Started thinking about IP conflict, because the whole stack starts losing packages, not completely shut off, but lagging..

I’m really open for any ideas for troubleshooting, thanks

Are you running your Swarm cluster on latest Linux and Docker? Any vSwitch/VLAN/VPN involved?

Yeah, it runs on Ubuntu 24.04. Regarding Docker, not the latest one, but a recent version, I mean there are some updates pending. No vSwitch/VLAN/VPN involved, the config is straight forward.

Maybe it is worth mentioning that it runs on AWS EC2 instances. I also noticed that for some reasons the main interface of these instances has 9000 MTU set, but this shouldn’t be the problem.

Try a ping with payload > 9000 between the nodes to check if your network is working correctly.

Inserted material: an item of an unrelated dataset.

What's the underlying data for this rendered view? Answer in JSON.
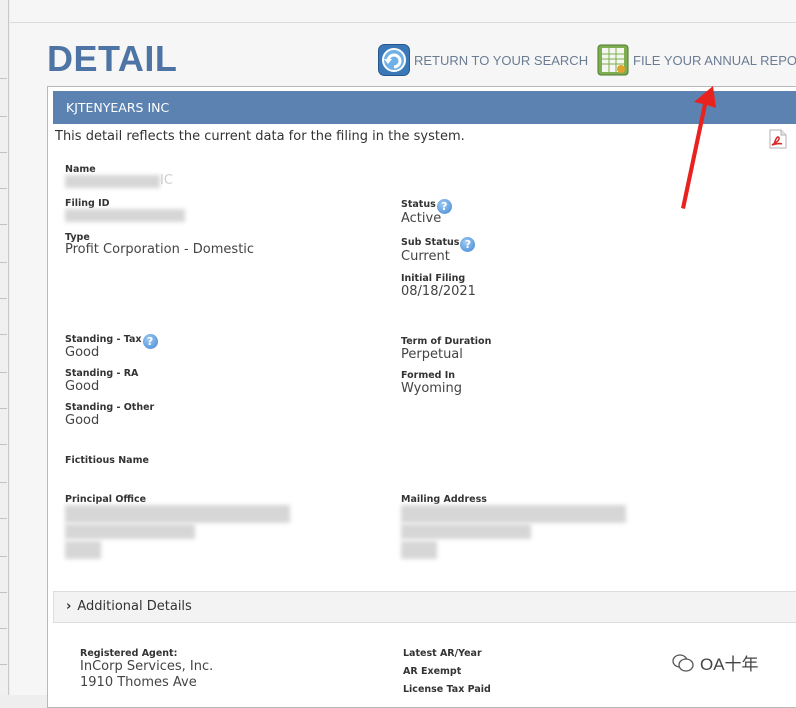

Already checked, it works as expected.

In addition, the problem is not presented all the time, but after certain amount of time (even not time, but conditions). So if it was MTU issue, should persist all the time I think.

The MTU issue is tricky, as it will only break transmission of large packets. A standard ping and http request to whoami service may go through, and only larger requests (script, image) might fail.

It’s been a couple of years since I run swarm on AWS, but apart from the security groups required between cluster nodes, nothing special was necessary to make it work.

When you say the cluster start to drop packages, does it mean amongst cluster nodes, for outgoing traffic, for incoming traffic?

Is your cluster running in a single region, spun across multiple availability zones? If only incoming traffic is affected, are clients experiencing it, accessing it through a NLB?

Ip collision could be a thing if at least one of the subnet cidrs and a swarm overlay network would overlap.